Les trois plus grands opérateurs américains ont déclaré le 14 mai qu'ils étaient parvenus à un accord de principe sur le plan, que le président et PDG d'AT&T, John Stankey, a décrit comme « apportant notre expertise combinée pour accélérer l'accès de nos clients à une couverture fiable et toujours active partout » - une déclaration remarquablement légère en détails, probablement parce que les petits caractères sont encore en cours de négociation autour de cafés tièdes et d'agendas contradictoires.

AST SpaceMobile, qui compte AT&T et Verizon comme partenaires clés pour les services D2D qu'elle prévoit de lancer cette année après avoir déployé davantage de satellites, a accueilli la nouvelle avec l'enthousiasme d'un enfant qui vient d'apprendre que ses amis forment un club qu'il prévoyait déjà de rejoindre. « AST SpaceMobile est heureux de voir comment l'industrie se prépare à permettre une connectivité cellulaire large bande spatiale à chaque Américain », a déclaré le président et PDG Abel Avellan, ajoutant qu'ils prévoient d'être « un facilitateur clé de cette transformation » en continuant à développer leur réseau mondial en orbite terrestre basse.

SpaceX, qui fournit des services Starlink Mobile aux États-Unis depuis 2025 en partenariat avec T-Mobile, a répondu avec le genre de suffisance qui suggère qu'ils ont déjà vu ce film et savent comment il se termine. « Weeeelllll, je suppose que @Starlink Mobile fait quelque chose de bien ! C'est David contre Goliath (x3) à nouveau - je parie sur David :) », a posté la présidente de SpaceX, Gwynne Shotwell, sur X. Le vice-président de SpaceX, David Goldman, a renforcé ce pari en citant un article de Lightshed Partners s'interrogeant sur la possibilité que les régulateurs bloquent l'accord pour des préoccupations de collusion. Les opérateurs télécoms n'ont pas répondu aux demandes de commentaires, probablement parce qu'ils étaient occupés à rédiger un communiqué commun.

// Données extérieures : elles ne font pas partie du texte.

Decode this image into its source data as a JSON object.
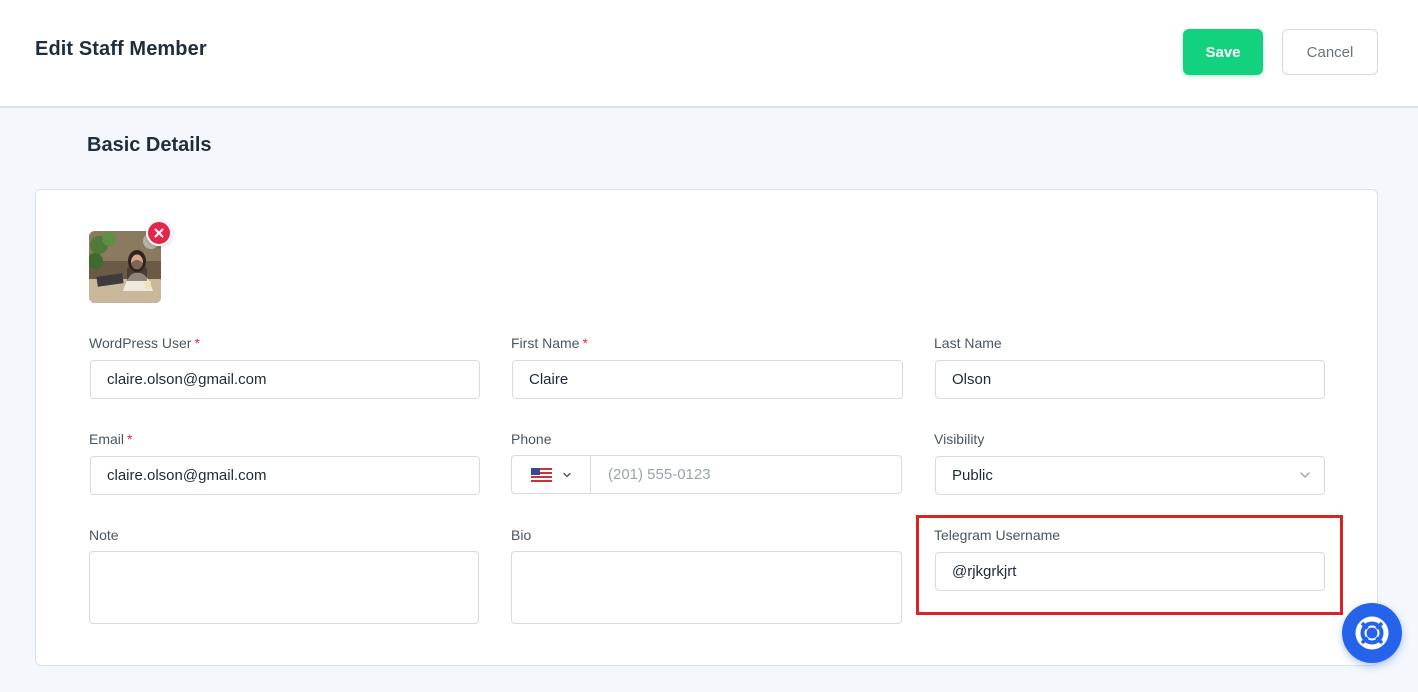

OQ Technology, un opérateur satellite basé au Luxembourg qui prévoit d'intensifier les tests D2D cette année, a salué la coentreprise comme une confirmation que « les opérateurs américains sont désormais alignés autour de la connectivité D2D par satellite souligne à quel point ce marché est devenu important », selon le PDG Omar Qaise. Il a qualifié la collaboration entre opérateurs de « pas important » et a souligné la prochaine démonstration D2D en bande C de l'entreprise, ajoutant que cela « devient également important sur le plan géopolitique », bien qu'il ait noté que l'Europe a encore « besoin d'une constellation D2D souveraine à court terme » - car rien ne dit souveraineté comme copier les devoirs de ses rivaux.

Les analystes, quant à eux, ont souligné le caractère préliminaire de l'entreprise, les détails opérationnels, la structure financière et l'écosystème de partenaires étant tous à déterminer. NewStreet Research a décrit la JV comme agissant probablement comme un intermédiaire D2D, achetant de la capacité en gros pour la revendre aux opérateurs, ce qui, selon eux, « suggère qu'aucun ne croit avoir la solution ultime (ou qu'ils croient qu'en combinant leurs forces, ils peuvent créer une meilleure solution mutuelle) ». Les analystes de Raymond James ont convenu, prédisant que la JV fonctionnera davantage comme un « agent marketing » reliant les opérateurs à des fournisseurs plus petits, car les accords existants ont été « moins efficaces pour les clients, avec une adoption/utilisation décevante ». La JV, ont-ils soutenu, « devrait aider les clients à obtenir réellement un service dans les zones mortes » en combinant le meilleur de tous les mondes - tout en reconnaissant que la demande pour ces services et l'économie de leur fourniture restent, eh bien, floues.